Whether newbie or old hand, working in the greenhouse is always exciting. In order to keep it that way, I have put together a few tips in this little guidebook to help you find the right greenhouse and make the most of it.
Buy a greenhouse – which suits me?
Anyone who already has a greenhouse may have been faced with the point that the model selection was not quite the right one. A roof, a few slices, that’s not all! The selection or the purchase should be well thought out. “You have to have dealt with the design,” says Andreas Berger, Managing Director of gfp-international.com, whose main focus is to recognize the wishes of customers. For example, you have the choice between a free-standing and a landing greenhouse. In the latter, the greenhouse is screwed to a free wall of the house – just in the least space the best solution. Other criteria that play an important role:

The height of the greenhouse must be chosen so that you can stand comfortably in it. Plan at least 1.80 meters. The optimal location of the greenhouse is in a sunny place. Also keep in mind that the greenhouse is not too far away from the house and long walkways quickly spoil the desire to get some fresh vegetables.


➔ Foundation – yes or no?
My recommendation is clearly YES, if only to give the greenhouse a certain stability. In addition, a foundation isolated from below and keeps you from patschnassen feet. Everyone can imagine how quickly the ground softens after a heavy rain shower, because water is well known to seek its way – even into the greenhouse.

➔ Create sidewalks
Once the greenhouse has been set up, one would like to start right away. However, to avoid later chaos, you should consider what and where to find space in the greenhouse. How you use this way optimally, I explain the same. First lay down ways, so radishes and Co. will not accidentally be trampled later. In my view, so-called rollable garden paths made of wood are best because they can be flexibly laid first, and secondly, rough dirt from your garden shoes falls directly through the wooden grid. An example of this is the rollable garden path from biber.de, whose battens are even made of Russian birch wood. Whether the wood must necessarily travel so far, is an open question, the taxiway definitely fulfills its purpose.
But now it really starts, you are allowed to plan the place in the greenhouse. Surely you already have a clear idea of ​​what to plant in the greenhouse. So that cucumber, tomato and pepper do not get in each other’s way and allow you to work optimally, plan several floors. Shelves, raised beds and hanging systems bring a lot of additional acreage. You just have to be careful that the plants below are not too dark.

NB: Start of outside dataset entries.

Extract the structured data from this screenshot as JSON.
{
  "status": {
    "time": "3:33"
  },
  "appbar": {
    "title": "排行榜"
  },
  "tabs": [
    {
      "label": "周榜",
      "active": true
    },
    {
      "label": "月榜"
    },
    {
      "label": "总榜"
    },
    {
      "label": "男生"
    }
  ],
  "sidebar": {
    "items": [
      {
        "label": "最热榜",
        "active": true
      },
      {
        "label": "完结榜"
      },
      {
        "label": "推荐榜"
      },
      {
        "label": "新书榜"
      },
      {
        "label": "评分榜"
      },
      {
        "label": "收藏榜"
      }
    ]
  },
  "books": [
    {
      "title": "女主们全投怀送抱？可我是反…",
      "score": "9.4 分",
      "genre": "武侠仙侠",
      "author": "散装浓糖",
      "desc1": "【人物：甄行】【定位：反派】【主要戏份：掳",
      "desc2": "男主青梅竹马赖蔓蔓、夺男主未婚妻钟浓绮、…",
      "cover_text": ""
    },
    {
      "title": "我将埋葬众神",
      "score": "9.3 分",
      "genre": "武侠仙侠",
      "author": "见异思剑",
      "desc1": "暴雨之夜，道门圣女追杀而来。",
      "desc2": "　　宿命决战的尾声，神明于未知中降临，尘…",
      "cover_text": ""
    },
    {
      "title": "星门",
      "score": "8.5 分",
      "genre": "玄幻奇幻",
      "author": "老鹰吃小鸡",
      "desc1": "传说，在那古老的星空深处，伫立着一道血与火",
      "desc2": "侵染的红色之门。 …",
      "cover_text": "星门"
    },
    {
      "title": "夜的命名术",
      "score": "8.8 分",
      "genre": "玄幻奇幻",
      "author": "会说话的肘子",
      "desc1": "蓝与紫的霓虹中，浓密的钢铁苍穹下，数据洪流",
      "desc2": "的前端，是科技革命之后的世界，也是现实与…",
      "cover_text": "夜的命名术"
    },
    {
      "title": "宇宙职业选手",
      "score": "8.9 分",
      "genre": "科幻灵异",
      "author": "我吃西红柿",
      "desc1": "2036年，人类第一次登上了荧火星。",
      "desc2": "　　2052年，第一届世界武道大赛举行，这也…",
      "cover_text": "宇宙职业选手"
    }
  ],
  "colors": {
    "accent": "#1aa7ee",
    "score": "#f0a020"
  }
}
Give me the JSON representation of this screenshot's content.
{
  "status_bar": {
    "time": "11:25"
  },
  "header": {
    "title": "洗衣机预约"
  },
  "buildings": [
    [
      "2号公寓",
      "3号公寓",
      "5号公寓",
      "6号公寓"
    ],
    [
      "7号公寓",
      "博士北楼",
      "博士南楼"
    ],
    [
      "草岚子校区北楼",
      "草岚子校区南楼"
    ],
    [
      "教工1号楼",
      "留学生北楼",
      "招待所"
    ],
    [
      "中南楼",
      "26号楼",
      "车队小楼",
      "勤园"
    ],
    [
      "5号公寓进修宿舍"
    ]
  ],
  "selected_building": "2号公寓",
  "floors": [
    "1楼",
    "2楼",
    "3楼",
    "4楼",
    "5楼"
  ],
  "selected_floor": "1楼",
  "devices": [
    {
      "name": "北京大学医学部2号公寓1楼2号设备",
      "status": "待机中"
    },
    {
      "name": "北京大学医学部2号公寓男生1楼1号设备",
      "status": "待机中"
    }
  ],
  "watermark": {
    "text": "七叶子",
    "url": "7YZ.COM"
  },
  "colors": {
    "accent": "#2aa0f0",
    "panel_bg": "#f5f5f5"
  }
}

➔ Greenhouse heating – does that have to be?
Yes, if you want to use your greenhouse year-round – including during the winter months. Ideally, temperatures in the greenhouse are between 15 and 24 degrees. At the latest from autumn, this can no longer be guaranteed. Should it continue to be grown in the greenhouse, must be a source of heat ago. The following options are conceivable:

  • Compost heating – expert biomeilers, produce energy that can be used to heat the greenhouse in an ecological way. How a biomeiler works exactly is explained on energieleben.at.
  • House heat – if the greenhouse is close to your home, a piping system can be added later and the existing heating system can be used.
  • Mobile heaters – are set up with little effort. They can be operated with oil, gas or electricity, similar to camping.
  • Electric heating mats – are placed under the plant pots and thus protect the root ball. When buying pay attention to enough supply cable!

In small greenhouses no great effort is required to heat. Several candles or so-called Schmelzfeuer also do their job, but should be placed so that there is no risk of fire.